When time-based partitioning suddenly starts dropping data on New Year's Eve.

The idea

Time-series data (like logs or metrics) grows infinitely. Instead of storing 10 years of data in one massive SQL table, we use Table Partitioning. We split the logical events table into physical sub-tables (e.g., events_jan, events_feb). This makes deleting old data instant (just DROP TABLE events_jan). But databases don't create these future sub-tables automatically! If your maintenance script fails to create the events_march partition before March 1st arrives, any new logs will be completely rejected by the database.

Step 1: The App is writing logs. The DB routes them seamlessly into the 'Oct' and 'Nov' partitions.

How it works (Pre-creation)

A Partition Maintenance Gap happens when time catches up to your database schema. The standard fix is to run a cron job that creates partitions several months in advance. If the cron job breaks, you have a multi-month buffer to notice and fix it before you actually hit the gap.

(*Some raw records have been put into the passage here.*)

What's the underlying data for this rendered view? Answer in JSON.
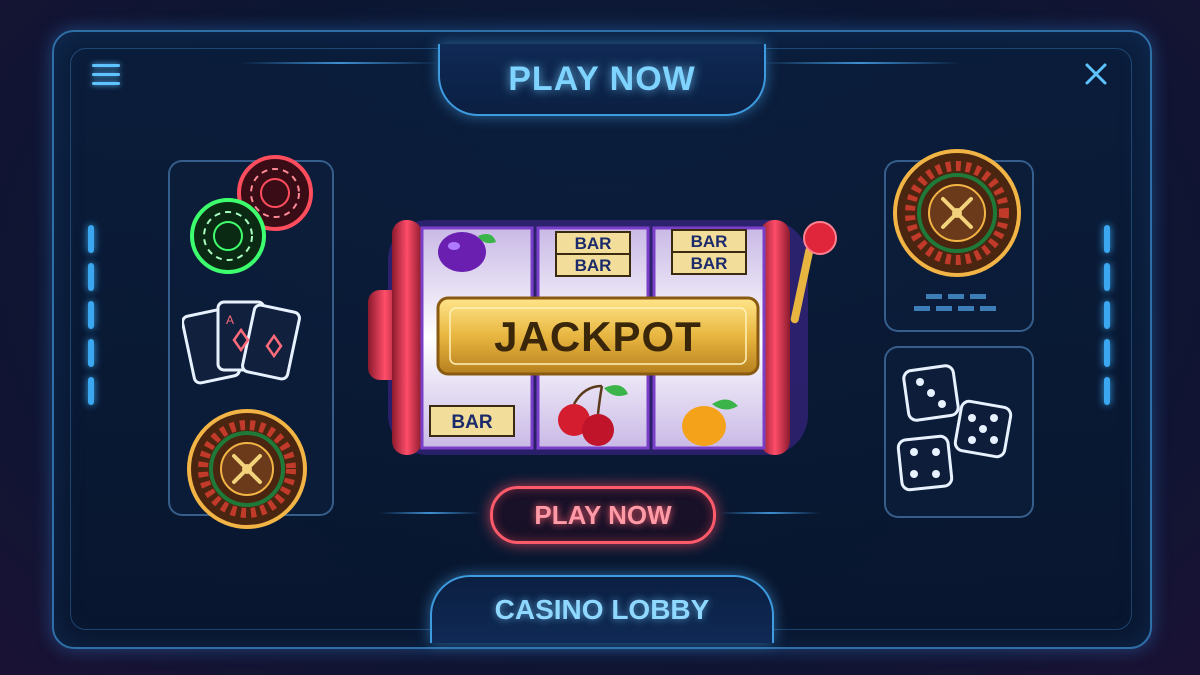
{
  "header": {
    "title": "PLAY NOW"
  },
  "slot_machine": {
    "banner": "JACKPOT",
    "reel_symbols": {
      "reel1_top": "plum",
      "reel1_bottom": "BAR",
      "reel2_top": [
        "BAR",
        "BAR"
      ],
      "reel2_bottom": "cherries",
      "reel3_top": [
        "BAR",
        "BAR"
      ],
      "reel3_bottom": "orange"
    }
  },
  "play_button": {
    "label": "PLAY NOW"
  },
  "footer": {
    "label": "CASINO LOBBY"
  },
  "left_panel": {
    "icons": [
      "poker-chips-icon",
      "playing-cards-icon",
      "roulette-wheel-icon"
    ]
  },
  "right_panels": {
    "icons": [
      "roulette-wheel-icon",
      "dice-icon"
    ]
  },
  "colors": {
    "accent": "#3d9be0",
    "title_glow": "#7fd3ff",
    "button_red": "#ff5a6a",
    "gold": "#e8b640",
    "background": "#0b1632"
  }
}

-- Manual partition creation in PostgreSQL
-- If this isn't run before March 1st, writes will FAIL!
CREATE TABLE events_march PARTITION OF events
    FOR VALUES FROM ('2026-03-01') TO ('2026-04-01');

-- The pg_partman extension automates this safely:
SELECT partman.create_parent(
    'public.events', 
    'created_at', 
    'native', 
    'monthly',
    p_premake := 3  -- ALWAYS premake 3 months into the future!
);

Cost

Having 1,000 partitions for a single table can slow down the query planner, as it has to evaluate which partitions to scan. Creating partitions too far into the future wastes catalog space. Usually, creating 3 to 6 months of future partitions strikes the right balance between safety buffer and planner overhead.